回答:現代は、親が子どもをコントロールできると思い過ぎているんじゃないでしょうか。近代科学が発達して便利になり過ぎているから、上手にやったらうまいこと行くとみんな思っている。それで、子育てが思い通りにならないとイライラしてしまうんですね。一人の生きた人間を育てるのは、機械を扱うようなわけにはいきません。マニュアルなどありませんから。「上手に子育てをしたら思い通りになる」というのは完全に迷信です。
とにかく、相手は子どもで、生きている存在なんです。こちらの思い通りにならないのが生き物というものでしょう。イヌやネコでも思い通りにはなりません、まして人間の子どもが思い通りになるはずがありません。ところが自分の子どもというと、どうしてもなんか思い通りになりそうな気がするんですね。だから、子育てがうまくいかないと「自分が悪い」と罪悪感をもつ人がいるけど、そんなことはおかしいんで、どんなよい親でも、よい子でも、思うようにならないときというのは必ずあるんです。
ほんとは、思い通りにならないことほどすごいことなんですよ。そしておもしろいことなんです。そうやって、思うようにならなくて、あれやこれや考えてもどうしようもないときは、寝るんですよ。それが一番です。目が覚めたら、また変わっていますよ。ひと晩たつって、不思議ですよ。
質問3 ボーっとしていることがよくあります。心配ないですか。
回答:こころができあがっていく、というのは大変なことで、まあ、お味噌とかお酒とかが発酵するみたいなものです。子どもにも、そういうボーッとしている時間が必要なんです。お酒を造るには、麹でじわじわ発酵させなきゃならない。それなのに、アルコール成分をパーっと注ぐみたいなことをして、『できました!』とか言ってたら、味もそっけもないものになってしまうのは当たり前でしょう?
おとなだって、朝から晩までずっと死ぬ思いで働いている人なんていないですよ。みんな適当にボーっとしているはずです。そのくせ子どもには『ボンヤリするな!』なんて言う。ボーっとするのは、ただボーっとして何もしないから大事なんです。おとなだって本来はボーっとしている時間が必要なんです。ヨーロッパ人には、休暇で他所の場所に行ってボーっとする習慣があります。日本もかつては、おとなも子どもも適当に遊びに行ったり、気晴らしをしていました。

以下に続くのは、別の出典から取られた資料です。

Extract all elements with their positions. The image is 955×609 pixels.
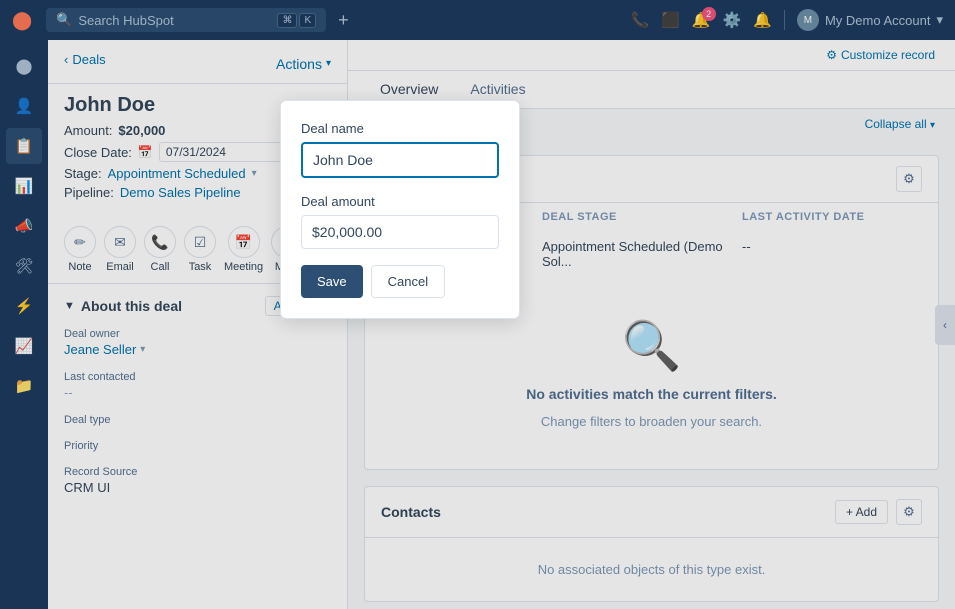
deal-amount-modal-input[interactable] <box>301 215 499 249</box>
modal-overlay[interactable]: Deal name Deal amount Save Cancel <box>0 0 955 609</box>
deal-name-modal-input[interactable] <box>301 142 499 178</box>
deal-name-field: Deal name <box>301 121 499 178</box>
deal-amount-field: Deal amount <box>301 194 499 249</box>
modal-cancel-button[interactable]: Cancel <box>371 265 445 298</box>
deal-amount-modal-label: Deal amount <box>301 194 499 209</box>
deal-name-modal-label: Deal name <box>301 121 499 136</box>
modal-save-button[interactable]: Save <box>301 265 363 298</box>
modal-buttons: Save Cancel <box>301 265 499 298</box>
edit-deal-modal: Deal name Deal amount Save Cancel <box>280 100 520 319</box>
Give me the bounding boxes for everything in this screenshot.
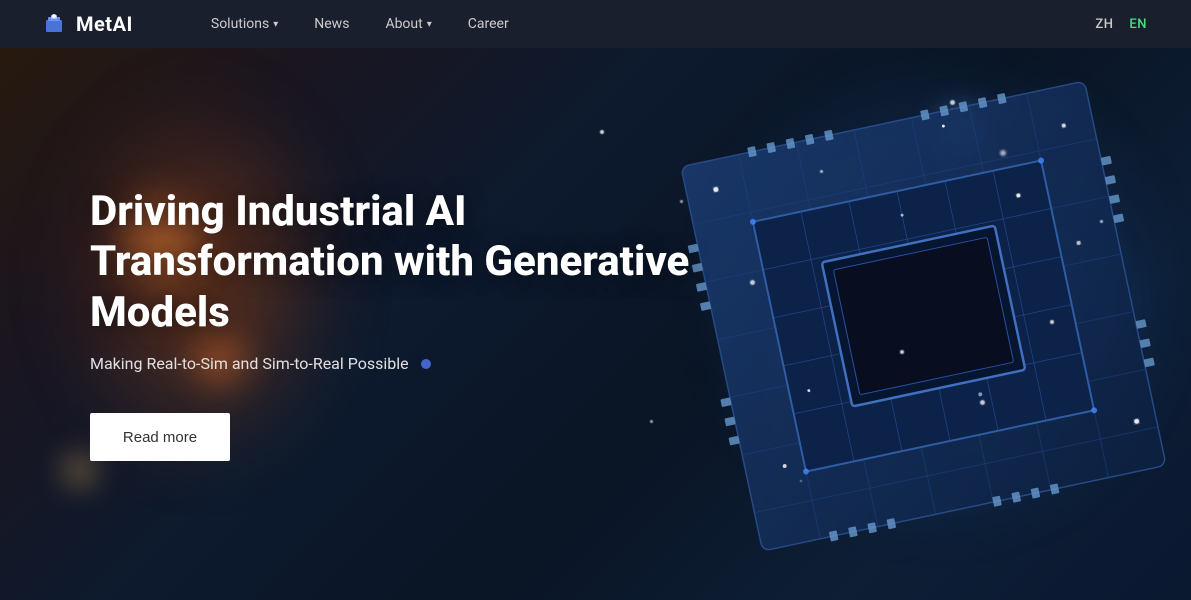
- metai-logo-icon: [40, 10, 68, 38]
- nav-about[interactable]: About ▾: [367, 0, 449, 48]
- about-chevron-icon: ▾: [427, 19, 432, 30]
- read-more-button[interactable]: Read more: [90, 413, 230, 461]
- logo[interactable]: MetAI: [40, 10, 133, 38]
- subtitle-dot: [421, 359, 431, 369]
- language-switcher: ZH EN: [1091, 15, 1151, 34]
- hero-section: Driving Industrial AI Transformation wit…: [0, 0, 1191, 600]
- hero-content: Driving Industrial AI Transformation wit…: [0, 48, 1191, 600]
- brand-name: MetAI: [76, 12, 133, 36]
- nav-solutions[interactable]: Solutions ▾: [193, 0, 296, 48]
- solutions-chevron-icon: ▾: [273, 19, 278, 30]
- nav-links: Solutions ▾ News About ▾ Career: [193, 0, 1091, 48]
- nav-career[interactable]: Career: [450, 0, 527, 48]
- navbar: MetAI Solutions ▾ News About ▾ Career ZH…: [0, 0, 1191, 48]
- hero-title: Driving Industrial AI Transformation wit…: [90, 187, 690, 338]
- nav-news[interactable]: News: [296, 0, 367, 48]
- hero-subtitle: Making Real-to-Sim and Sim-to-Real Possi…: [90, 354, 1191, 373]
- lang-zh[interactable]: ZH: [1091, 15, 1117, 34]
- lang-en[interactable]: EN: [1125, 15, 1151, 34]
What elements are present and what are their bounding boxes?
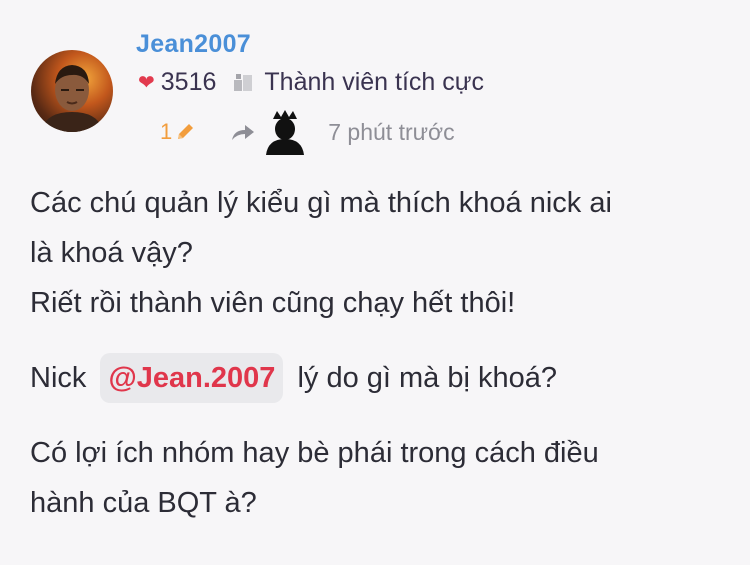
avatar[interactable] — [31, 50, 113, 132]
user-mention[interactable]: @Jean.2007 — [100, 353, 284, 403]
content-text: lý do gì mà bị khoá? — [297, 362, 558, 394]
heart-icon: ❤ — [138, 71, 155, 94]
user-rank: Thành viên tích cực — [264, 67, 485, 96]
avatar-portrait — [41, 65, 103, 132]
post-time: 7 phút trước — [328, 118, 455, 145]
content-line: Có lợi ích nhóm hay bè phái trong cách đ… — [30, 437, 599, 469]
content-line: Nick @Jean.2007 lý do gì mà bị khoá? — [30, 353, 730, 403]
crown-avatar-icon[interactable] — [262, 109, 308, 155]
reputation-count: 3516 — [160, 67, 217, 96]
content-text: Nick — [30, 362, 87, 394]
rank-icon — [232, 71, 254, 93]
edit-count[interactable]: 1 — [160, 119, 172, 145]
content-line: hành của BQT à? — [30, 487, 257, 519]
content-line: Riết rồi thành viên cũng chạy hết thôi! — [30, 287, 516, 319]
share-icon[interactable] — [230, 121, 256, 143]
content-line: là khoá vậy? — [30, 237, 193, 269]
forum-post: Jean2007 ❤ 3516 Thành viên tích cực 1 7 … — [0, 0, 750, 565]
content-line: Các chú quản lý kiểu gì mà thích khoá ni… — [30, 187, 612, 219]
username[interactable]: Jean2007 — [136, 30, 251, 59]
post-content: Các chú quản lý kiểu gì mà thích khoá ni… — [30, 178, 730, 528]
user-stats: ❤ 3516 Thành viên tích cực — [136, 66, 484, 98]
post-meta: 1 7 phút trước — [160, 109, 455, 155]
pencil-icon[interactable] — [174, 121, 196, 143]
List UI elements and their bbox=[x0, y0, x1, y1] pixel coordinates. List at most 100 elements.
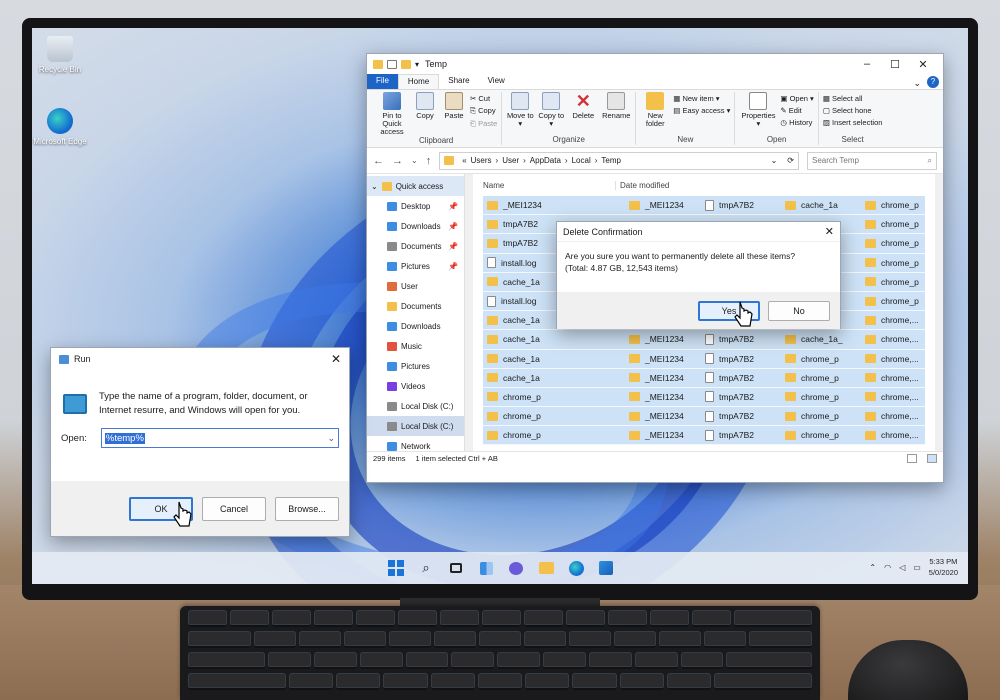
history-button[interactable]: ◷ History bbox=[780, 118, 813, 127]
up-arrow-icon[interactable]: ↑ bbox=[426, 155, 432, 167]
paste-shortcut-button[interactable]: ⎗ Paste bbox=[470, 119, 497, 129]
file-explorer-taskbar-icon[interactable] bbox=[536, 558, 556, 578]
nav-item[interactable]: Local Disk (C:) bbox=[367, 416, 464, 436]
cut-button[interactable]: ✂ Cut bbox=[470, 94, 497, 103]
file-item[interactable]: cache_1a bbox=[781, 196, 861, 214]
file-item[interactable]: chrome_p bbox=[483, 407, 625, 425]
properties-quick-icon[interactable] bbox=[387, 59, 397, 69]
new-folder-quick-icon[interactable] bbox=[401, 59, 411, 69]
no-button[interactable]: No bbox=[768, 300, 830, 321]
nav-item[interactable]: Local Disk (C:) bbox=[367, 396, 464, 416]
cancel-button[interactable]: Cancel bbox=[202, 496, 266, 521]
edge-taskbar-icon[interactable] bbox=[566, 558, 586, 578]
delete-button[interactable]: ✕ Delete bbox=[568, 92, 598, 135]
copy-button[interactable]: Copy bbox=[412, 92, 438, 136]
file-item[interactable]: tmpA7B2 bbox=[701, 407, 781, 425]
file-scrollbar[interactable] bbox=[935, 174, 943, 451]
file-item[interactable]: cache_1a bbox=[483, 369, 625, 387]
wifi-icon[interactable]: ◠ bbox=[884, 563, 891, 572]
file-item[interactable]: chrome_p bbox=[483, 426, 625, 444]
copy-to-button[interactable]: Copy to ▾ bbox=[537, 92, 565, 135]
nav-item[interactable]: Pictures bbox=[367, 356, 464, 376]
easy-access-button[interactable]: ▤ Easy access ▾ bbox=[673, 106, 730, 115]
file-row[interactable]: chrome_p _MEI1234 tmpA7B2 chrome_p chrome,..… bbox=[483, 426, 925, 446]
chevron-up-icon[interactable]: ⌃ bbox=[869, 563, 876, 572]
nav-item[interactable]: Downloads 📌 bbox=[367, 216, 464, 236]
desktop-icon-edge[interactable]: Microsoft Edge bbox=[32, 108, 90, 146]
file-item[interactable]: _MEI1234 bbox=[625, 426, 701, 444]
move-to-button[interactable]: Move to ▾ bbox=[506, 92, 534, 135]
file-item[interactable]: chrome_p bbox=[781, 350, 861, 368]
file-item[interactable]: tmpA7B2 bbox=[701, 426, 781, 444]
chat-icon[interactable] bbox=[506, 558, 526, 578]
file-row[interactable]: _MEI1234 _MEI1234 tmpA7B2 cache_1a chrome_p bbox=[483, 196, 925, 216]
address-dropdown-icon[interactable]: ⌄ bbox=[771, 156, 778, 165]
close-button[interactable]: ✕ bbox=[909, 58, 937, 71]
back-arrow-icon[interactable]: ← bbox=[373, 155, 384, 167]
widgets-icon[interactable] bbox=[476, 558, 496, 578]
battery-icon[interactable]: ▭ bbox=[913, 563, 921, 572]
file-item[interactable]: chrome_p bbox=[781, 426, 861, 444]
file-item[interactable]: _MEI1234 bbox=[625, 369, 701, 387]
nav-item[interactable]: Downloads bbox=[367, 316, 464, 336]
minimize-button[interactable]: – bbox=[853, 58, 881, 70]
browse-button[interactable]: Browse... bbox=[275, 496, 339, 521]
file-item[interactable]: chrome_p bbox=[861, 215, 921, 233]
file-item[interactable]: chrome_p bbox=[861, 234, 921, 252]
file-item[interactable]: _MEI1234 bbox=[625, 388, 701, 406]
nav-item[interactable]: Network bbox=[367, 436, 464, 451]
file-item[interactable]: chrome_p bbox=[861, 292, 921, 310]
invert-selection-button[interactable]: ▨ Insert selection bbox=[823, 118, 883, 127]
nav-quick-access[interactable]: ⌄ Quick access bbox=[367, 176, 464, 196]
file-item[interactable]: chrome_p bbox=[781, 388, 861, 406]
open-input-value[interactable]: %temp% bbox=[104, 432, 145, 444]
file-item[interactable]: chrome,... bbox=[861, 407, 921, 425]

今は、子どもを監視するほうにおとなのエネルギーが集中しています。本来子どもは成長しながら、『親の目』みたいなものを自分のなかに取り込んでいきます。ですから、休暇をとるとかとかコンサートに行くとか、広い意味での遊びをもう一度おとながやりだせばいいんです。おとながそういうことにエネルギーを集中させていてこそ、子どもは遊んだりボーっとしたりできるんです。おとなが自分の世界をもっていることは、子どものこころが育っていくうえで大きいんです。
どうでしょう。参考になる点はあったでしょうか。筆者が少なくとも感じたのは、おとな(親)は目先のことにとらわれて、感情的になったり、拙速な行動に出たりするのではなく、子ども成長を見守り見届ける精神的なゆとりをもたなければならないということです。子どもは必ず成長していきます。それを信じて“待つ”ことを忘れないようにしたいものですね。